A “Revista Regional”, que deveria ter começado ao meio dia na Liberdade FM 90.3, estava 25 minutos atrasada. O operador, Ricardo Rodrigues, desligou o microfone e subia uma gravação quando a porta do estúdio se abriu. “Todos os dias”, conta Ricardo, ele revê a cena, em câmera lenta.

Um homem, que depois se saberia ser Israel Marques Carneiro, 31 anos à época, estava em pé, à entrada do estúdio. Ricardo viu o cano prateado do 38. Levantou os braços num gesto automático, e rogou:

-Por favor, não me mate não!

No outro lado da mesa, segundos antes da reação de Ricardo, Gleydson Cardoso de Carvalho, 36 anos, radialista e âncora da “Revista Regional”, se assustou.

Levantou-se ao perceber, pelo visor de vidro, um vulto e a porta do estúdio sendo aberta. O primeiro tiro atingiu Gleydson na cabeça.

Antes de disparar mais dois tiros, já dentro do estúdio, o pistoleiro Israel virou-se para o operador Ricardo e ordenou “Se abaixe”.

Trêmulo, agachado debaixo da mesa, Ricardo ouviu mais dois disparos, que atingiram Gleydson no tórax.

A Liberdade FM então estava instalada à Rua Antonio Zeferino Veras, na litorânea e plácida Camocim, município de 62.700 habitantes distante 380 quilômetros da capital, Fortaleza, ao norte.

Fundada em Martinópole, distante 55 quilômetros, depois do crime a Liberdade FM foi transferida para Granja, município no meio do caminho entre Camocim e Martinópole.

Martinópole, lugarejo de 11 mil habitantes é, como se verá, reduto de personagens centrais em mais uma história de jornalista assassinado.

Pouco depois do meio dia e vinte de 6 de agosto de 2015 a secretária Francisca Nataline Pedrosa de Oliveira, a “Nat”, abriu a porta da rádio para Israel entrar.
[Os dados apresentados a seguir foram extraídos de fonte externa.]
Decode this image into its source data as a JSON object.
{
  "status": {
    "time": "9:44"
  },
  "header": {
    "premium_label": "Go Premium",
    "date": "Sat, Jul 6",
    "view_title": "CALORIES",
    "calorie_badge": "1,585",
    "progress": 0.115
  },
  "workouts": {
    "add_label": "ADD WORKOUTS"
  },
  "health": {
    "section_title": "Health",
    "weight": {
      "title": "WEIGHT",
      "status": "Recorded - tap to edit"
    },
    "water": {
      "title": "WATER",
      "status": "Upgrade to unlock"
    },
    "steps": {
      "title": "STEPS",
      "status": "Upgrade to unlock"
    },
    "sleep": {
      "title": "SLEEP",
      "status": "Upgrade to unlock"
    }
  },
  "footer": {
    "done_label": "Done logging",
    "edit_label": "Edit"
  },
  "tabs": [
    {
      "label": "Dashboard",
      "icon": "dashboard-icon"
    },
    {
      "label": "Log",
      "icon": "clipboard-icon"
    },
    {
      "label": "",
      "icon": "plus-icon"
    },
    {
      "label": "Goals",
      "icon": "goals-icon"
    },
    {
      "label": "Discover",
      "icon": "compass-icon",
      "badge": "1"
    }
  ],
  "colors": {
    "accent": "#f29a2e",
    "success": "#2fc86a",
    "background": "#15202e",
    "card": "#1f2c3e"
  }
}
Thiago Lemos da Silva, 22, entrou junto e rendeu Nataline:

-Fica quieta, senão eu te mato!

A secretária “Nat”, 19 anos, esquecera a recomendação diária de Gleydson, reforçada pouco antes pela esposa do radialista, Maria Alderly Teles de Alencar, 38 anos:

-A mulher dele tinha me ligado e, como sempre, pediu para não me esquecer de colocar o cadeado na porta (…) esqueci, mas não ia adiantar, eles mostraram um papel como se fossem colocar um anúncio…

Durante o mês que se seguiu Nataline “não dormia direito, não comia direito, não tomava banho direito, nem ao banheiro ia sozinha…”.

Nataline, a “Nat” não esquece. E ainda não entendeu porque o pistoleiro, que a mantinha sob a mira do 38 de cano preto, sorriu ao ouvir os tiros.

No dia 2 de agosto deste 2017, a pedido do promotor Evânio Pereira de Matos Filho nas suas “alegações finais”, Saulo Gonçalves Santos, 31, juiz há quatro anos, titular na Comarca de Camocim, Ceará, decretou:

-…prisões preventivas de Valdir Arruda Lopes e Francisco Pereira da Silva.

Francisco, 49 anos, conhecido como “Chico dentista”, é tio de James Martins Pereira Barros, conhecido como James Bell, prefeito de Martinópole à época do assassinato.

Valdir Arruda Lopes, segundo informações -confirmadas pela promotoria- trabalhava para uma empresa de água mineral de James Bell. Em Martinópole.

Valdir Arruda Lopes está preso. Francisco Batista, o “Chico dentista”, fugiu e o promotor Evânio Matos desconfia de vazamento da ordem de prisão.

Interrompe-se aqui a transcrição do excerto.